The above lists cover incidents that occur on school grounds, going to and from school, and during lunch and at school-sponsored activities. Schools can suspend or expel students for various other offenses, as long as the students’ actions relate to school attendance or school activities.

When a student is recommended for expulsion, the school board has the final decision. While zero-tolerance laws mandate that school districts recommend students for expulsion for certain offenses, a board has the power to suspend expulsions and set specific requirements, such as assigning the student to a specific school, class or program deemed appropriate for the rehabilitation of the student. If the student subsequently commits any “suspendable” or “expellable” offense, or violates any of the district’s own rules and regulations, then the governing board may reinstate the expulsion.

The County Office of Education’s role in discipline decisions

State law requires districts and county offices to provide off-site educational services to expelled students.

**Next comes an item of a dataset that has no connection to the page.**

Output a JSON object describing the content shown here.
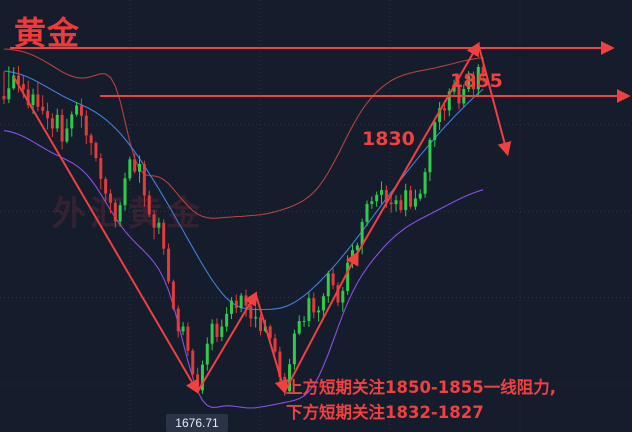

County offices usually run modified school programs, known as community day schools, for students who have been expelled or convicted of crimes.

The role of the Education Code and other laws in discipline decisions

The Ed Code requires that schools report students to law enforcement agencies in specified situations. This includes possession or use of weapons or controlled substances, as well as incidents in which a student attacks, assaults or menaces any school employee.

Other key influences on discipline decisions

To keep students safe, schools must depend heavily on the cooperation of parents and the larger community including:

  • Law enforcement agencies. In some communities, police departments, juvenile courts, city governments and schools have established partnerships to improve school and community safety. Working together, they can be very effective at addressing issues of truancy and youth crime. For example, strategies such as drug-free zones around schools can help keep students safe.
  • Parents and communities. Working together, parents and schools can give students consistent messages about acceptable school behavior. They can also combine forces to make sure students have constructive activities after school.